An der Geldpolitik wird die Eurozone niemals scheitern

So viele verschiedene Länder in der Eurozone, da kann eine Geldpolitik für alle doch gar nicht funktionieren…

Es ist ein Argument, welches man immer wieder hören kann. Das Argument macht intuitiv auch sofort Sinn. Wie kann es sein, dass eine einzige Geldpolitik für so unterschiedliche Länder wie Griechenland und Deutschland funktioniert? Das kann nicht sein. Die Bedürfnisse sind vollkommen unterschiedliche. Ein Land steckt seit Jahren in der Deflation und hat nach Japan die zweithöchste Staatsverschuldung in der Welt. Ohne Rettungsprogramme wäre Griechenland schon lange bankrott. Das andere Land boomt. Trotzdem haben beide den gleichen Zinssatz. Auf Dauer kann das nicht funktionieren. Es droht die Eurozone zu zerreißen, ganz logisch. Es ist nur eine Frage der Zeit. Das Problem an der Argumentation: Es wird davon ausgegangen, dass die EZB zwischen Ländern nicht differenzieren kann. Das ist ein Trugschluss. Die EZB kann den Leitzins für Deutschland nicht bei 2 % festlegen und für Griechenland bei 0 %. Das ist richtig. Sie hat aber andere Instrumente, um zu differenzieren. Die Instrumente wurden in den vergangenen Jahren erst entdeckt und wie so vieles in der Geldpolitik geht es auf die Finanzkrise zurück.

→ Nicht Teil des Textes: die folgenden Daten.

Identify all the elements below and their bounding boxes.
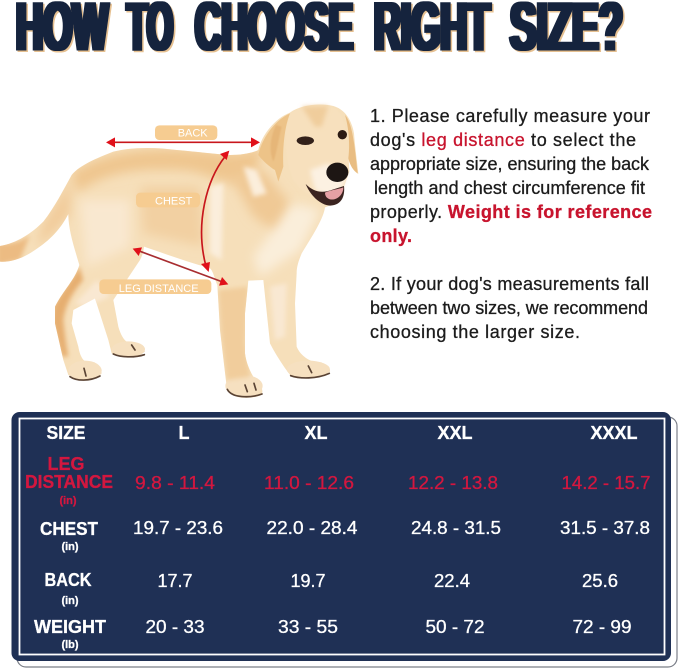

Bis zur Finanzkrise mussten sich Banken kurzfristig Geld bei der Notenbank leihen. Dies geschah über Refinanzierungsgeschäfte mit einem Tag oder wenigen Tagen Laufzeit. Nach der Finanzkrise wurde dies auf zwei Arten verändert. Zum einen erhält jede Bank den Betrag, den sie will. Zum anderen werden die Refinanzierungsgeschäfte immer länger. Die längsten haben eine Laufzeit von drei Jahren (LTROs und TLTROs).

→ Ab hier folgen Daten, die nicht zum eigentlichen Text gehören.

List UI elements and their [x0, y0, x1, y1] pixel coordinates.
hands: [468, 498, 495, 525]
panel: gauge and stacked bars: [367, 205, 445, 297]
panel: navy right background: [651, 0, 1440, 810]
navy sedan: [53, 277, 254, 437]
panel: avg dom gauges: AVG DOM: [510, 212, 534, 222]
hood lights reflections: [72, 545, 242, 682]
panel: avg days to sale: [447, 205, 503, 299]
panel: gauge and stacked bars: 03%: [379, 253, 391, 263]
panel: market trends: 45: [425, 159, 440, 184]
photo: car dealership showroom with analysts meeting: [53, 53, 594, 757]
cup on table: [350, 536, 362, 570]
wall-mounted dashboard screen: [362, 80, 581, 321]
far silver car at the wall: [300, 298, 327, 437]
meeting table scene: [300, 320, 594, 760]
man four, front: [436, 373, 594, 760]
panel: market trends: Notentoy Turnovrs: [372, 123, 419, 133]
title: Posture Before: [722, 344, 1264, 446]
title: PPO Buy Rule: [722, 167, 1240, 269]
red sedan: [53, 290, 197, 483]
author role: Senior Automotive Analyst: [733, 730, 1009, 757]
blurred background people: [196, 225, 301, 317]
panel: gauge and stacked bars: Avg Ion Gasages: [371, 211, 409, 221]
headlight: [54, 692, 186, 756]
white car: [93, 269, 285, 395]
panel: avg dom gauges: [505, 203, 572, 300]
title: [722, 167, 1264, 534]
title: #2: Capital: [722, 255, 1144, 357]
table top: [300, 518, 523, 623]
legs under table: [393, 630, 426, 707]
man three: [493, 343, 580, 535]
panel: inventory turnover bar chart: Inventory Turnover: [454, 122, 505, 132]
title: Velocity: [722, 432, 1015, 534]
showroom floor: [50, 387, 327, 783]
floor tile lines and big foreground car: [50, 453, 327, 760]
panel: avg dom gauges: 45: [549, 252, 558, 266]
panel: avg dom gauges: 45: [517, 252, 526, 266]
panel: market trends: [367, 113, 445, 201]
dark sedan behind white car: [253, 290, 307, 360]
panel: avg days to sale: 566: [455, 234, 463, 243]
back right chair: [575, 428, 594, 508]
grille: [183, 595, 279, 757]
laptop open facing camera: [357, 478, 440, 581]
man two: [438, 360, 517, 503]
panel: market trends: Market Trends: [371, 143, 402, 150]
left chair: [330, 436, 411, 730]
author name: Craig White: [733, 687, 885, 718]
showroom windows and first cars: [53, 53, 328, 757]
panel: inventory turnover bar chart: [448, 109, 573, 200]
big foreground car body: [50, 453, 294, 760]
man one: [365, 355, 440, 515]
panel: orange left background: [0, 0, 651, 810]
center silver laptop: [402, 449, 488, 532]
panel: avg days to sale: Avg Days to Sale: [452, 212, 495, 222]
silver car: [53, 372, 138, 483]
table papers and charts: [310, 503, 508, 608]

Langfristrefinanzierungsgeschäfte (LTROs, long term refinancing operations) und gezielte Langfristrefinanzierungsgeschäfte (TLTROs, targeted long term refinancing operations) haben die täglichen und wöchentlichen Refinanzierungen vollständig ersetzt (Grafik 1). Banken leihen sich einmalig sehr viel Geld und sitzen dann auf diesem Berg an Geld.


Das größte Refinanzierungsgeschäft gab es im Juni 2020. Banken liehen sich über 1,3 Billionen Dollar bei der Notenbank – auf einen Schlag. Das ist eine unglaubliche Menge. Die Konditionen waren aber einfach zu attraktiv, um nicht zuzuschlagen.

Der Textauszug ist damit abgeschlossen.